Over the last 10 years, the need to borrow to fund the National Budget has increased by 150%, which some experts see as a symbol of “poor quality in spending management.” In the recently approved National Budget of the State 2019, which amounts to RD$922 billion, there is some RD $232 billion in financing of which RD$76 billion are for net financing and RD $156 billion are for debt payment, according to a report in Diario Libre. This figure far surpasses the gross financing set aside by the National Budget Law for 2010 which was RD$116 billion of which RD$48 billion were set aside to cover the net financial deficit while just RD $68 billion were used to reduce public debt.
As reported in Diario Libre, a member of the faculty member of the Economics Department at the Autonomous University of Santo Domingo said that the government is undervaluing the deficit in order to show that it is handling the finances in a proper manner, which he says “is not very realistic for 2019.”

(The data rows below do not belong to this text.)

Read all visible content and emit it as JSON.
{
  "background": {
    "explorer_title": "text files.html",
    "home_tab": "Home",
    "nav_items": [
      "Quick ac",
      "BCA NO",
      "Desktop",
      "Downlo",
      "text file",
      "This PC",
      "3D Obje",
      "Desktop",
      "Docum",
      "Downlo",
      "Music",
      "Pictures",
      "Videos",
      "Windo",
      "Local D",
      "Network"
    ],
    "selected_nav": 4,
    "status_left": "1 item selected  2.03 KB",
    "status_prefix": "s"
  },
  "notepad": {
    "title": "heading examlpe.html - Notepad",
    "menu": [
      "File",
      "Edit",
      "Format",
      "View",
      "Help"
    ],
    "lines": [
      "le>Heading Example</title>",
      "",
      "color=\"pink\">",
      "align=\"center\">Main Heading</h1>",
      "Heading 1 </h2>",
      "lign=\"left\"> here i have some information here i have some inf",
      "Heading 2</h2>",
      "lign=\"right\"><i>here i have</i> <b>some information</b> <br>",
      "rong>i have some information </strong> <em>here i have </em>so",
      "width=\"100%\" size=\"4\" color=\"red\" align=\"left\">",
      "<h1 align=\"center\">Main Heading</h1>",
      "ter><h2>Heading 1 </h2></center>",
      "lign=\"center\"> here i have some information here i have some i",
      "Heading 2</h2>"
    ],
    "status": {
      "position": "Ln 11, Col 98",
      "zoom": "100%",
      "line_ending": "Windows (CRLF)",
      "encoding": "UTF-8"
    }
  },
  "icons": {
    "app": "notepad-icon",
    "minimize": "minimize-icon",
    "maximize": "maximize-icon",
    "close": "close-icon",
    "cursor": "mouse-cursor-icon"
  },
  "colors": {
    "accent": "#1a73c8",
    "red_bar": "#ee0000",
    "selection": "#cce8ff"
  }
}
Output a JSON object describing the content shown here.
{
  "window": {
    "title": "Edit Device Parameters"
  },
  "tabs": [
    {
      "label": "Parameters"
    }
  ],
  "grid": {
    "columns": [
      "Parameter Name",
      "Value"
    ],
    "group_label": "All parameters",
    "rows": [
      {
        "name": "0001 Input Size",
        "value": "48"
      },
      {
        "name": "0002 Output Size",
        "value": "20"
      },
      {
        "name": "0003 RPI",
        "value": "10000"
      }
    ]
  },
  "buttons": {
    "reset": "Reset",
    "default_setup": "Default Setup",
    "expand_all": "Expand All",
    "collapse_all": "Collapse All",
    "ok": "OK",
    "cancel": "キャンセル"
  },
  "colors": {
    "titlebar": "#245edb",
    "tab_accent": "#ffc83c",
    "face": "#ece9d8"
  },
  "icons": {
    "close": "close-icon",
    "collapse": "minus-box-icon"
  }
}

The last budget presented by the administration of Leonel Fernandez in 2012 from, amounted to RD$430 billion with a gross deficit of RD$78 billion. Financing that year amounted to RD$22 billion and another RD$78 billion to pay public debt. At that time the net financial deficit fell to 0.9% of GDP that was less than the previous year which was pegged at 1.6% of GDP.
Beginning in 2013 under the Medina administration the budget reached RD$455 billion with a gross financial deficit shooting up to RD$146 billion and net financing of RD$70 billion and pegged at 2.8% of GDP for that year. Debt-taking would continue to increase in the next five years of Medina administration.